Agravo Interno n. 4029409-80.2018.8.24.0000/50000, de Rio do Sul

Relator: Desembargador Dinart Francisco Machado

AGRAVO INTERNO (ART. 1.021 DO CPC/2015) EM AGRAVO DE INSTRUMENTO. AÇÃO DE ADIMPLEMENTO CONTRATUAL. PLANOS DE INVESTIMENTO NA EXPANSÃO DA REDE DE TELEFONIA. CONTRATO NA MODALIDADE PLANTA COMUNITÁRIA DE TELEFONIA (PCT). DECISÃO MONOCRÁTICA DESTE RELATOR QUE INDEFERIU O PEDIDO DE ATRIBUIÇÃO DE EFEITO SUSPENSIVO AO RECURSO. INSURGÊNCIA DA EMPRESA DE TELEFONIA.

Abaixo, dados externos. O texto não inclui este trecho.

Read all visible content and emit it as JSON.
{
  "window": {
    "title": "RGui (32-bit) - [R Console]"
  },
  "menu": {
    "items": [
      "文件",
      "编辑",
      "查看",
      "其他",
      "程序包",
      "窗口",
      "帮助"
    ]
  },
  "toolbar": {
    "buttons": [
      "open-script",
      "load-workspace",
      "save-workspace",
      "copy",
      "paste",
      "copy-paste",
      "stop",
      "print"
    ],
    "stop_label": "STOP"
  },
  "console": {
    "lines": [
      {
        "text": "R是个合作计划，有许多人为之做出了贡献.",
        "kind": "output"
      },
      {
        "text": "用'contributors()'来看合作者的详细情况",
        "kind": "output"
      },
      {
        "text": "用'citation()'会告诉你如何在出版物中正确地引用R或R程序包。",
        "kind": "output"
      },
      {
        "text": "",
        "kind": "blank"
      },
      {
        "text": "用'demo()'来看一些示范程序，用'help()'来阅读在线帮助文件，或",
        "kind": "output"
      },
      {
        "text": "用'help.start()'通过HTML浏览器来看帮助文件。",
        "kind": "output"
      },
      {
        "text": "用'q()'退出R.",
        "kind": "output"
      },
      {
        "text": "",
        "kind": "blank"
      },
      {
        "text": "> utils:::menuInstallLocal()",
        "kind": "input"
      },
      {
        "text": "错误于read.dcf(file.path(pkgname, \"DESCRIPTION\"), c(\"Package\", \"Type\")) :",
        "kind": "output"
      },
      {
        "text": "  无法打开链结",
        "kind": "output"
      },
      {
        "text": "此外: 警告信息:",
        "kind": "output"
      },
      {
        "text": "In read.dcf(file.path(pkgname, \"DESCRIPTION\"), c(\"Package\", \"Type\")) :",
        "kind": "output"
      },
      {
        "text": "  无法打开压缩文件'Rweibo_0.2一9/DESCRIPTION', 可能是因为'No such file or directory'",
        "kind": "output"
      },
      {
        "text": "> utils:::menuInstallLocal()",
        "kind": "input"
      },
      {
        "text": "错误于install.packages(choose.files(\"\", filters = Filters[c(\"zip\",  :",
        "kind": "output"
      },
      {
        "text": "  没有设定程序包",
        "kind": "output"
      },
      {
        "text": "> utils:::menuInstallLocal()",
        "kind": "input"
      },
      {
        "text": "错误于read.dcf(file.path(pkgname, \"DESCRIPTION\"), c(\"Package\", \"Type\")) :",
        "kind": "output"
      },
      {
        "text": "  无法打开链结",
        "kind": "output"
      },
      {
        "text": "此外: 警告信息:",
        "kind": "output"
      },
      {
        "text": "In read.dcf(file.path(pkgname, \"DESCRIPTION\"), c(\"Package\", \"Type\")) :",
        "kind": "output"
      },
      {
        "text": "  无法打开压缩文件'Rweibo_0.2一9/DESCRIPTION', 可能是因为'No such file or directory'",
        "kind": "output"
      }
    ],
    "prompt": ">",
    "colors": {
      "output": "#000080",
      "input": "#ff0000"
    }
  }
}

1 - SUFICIÊNCIA DA RADIOGRAFIA DO CONTRATO PARA A ELABORAÇÃO DOS CÁLCULOS, ALÉM DA NECESSIDADE DE CONCESSÃO DE EFEITO SUSPENSIVO AO RECURSO. ALEGAÇÃO DE QUE ESTARIAM PREENCHIDOS OS REQUISITOS AUTORIZADORES DA ANTECIPAÇÃO DA TUTELA RECURSAL. CONTUDO, AUSÊNCIA DE COMPROVAÇÃO DOS REQUISITOS DO ART. 995, PARÁGRAFO ÚNICO, DO CPC/2015 - PERICULUM IN MORA NÃO EVIDENCIADO NA HIPÓTESE. DECISÃO MONOCRÁTICA MANTIDA. RECURSO DESPROVIDO.

2 - RECURSO MANIFESTAMENTE IMPROCEDENTE. IMPOSIÇÃO, DE OFÍCIO, DA MULTA PREVISTA NO ART. 1.021, § 4º, DO CPC/2015. FIXAÇÃO EM 3% (TRÊS POR CENTO) SOBRE O VALOR ATUALIZADO DA CAUSA.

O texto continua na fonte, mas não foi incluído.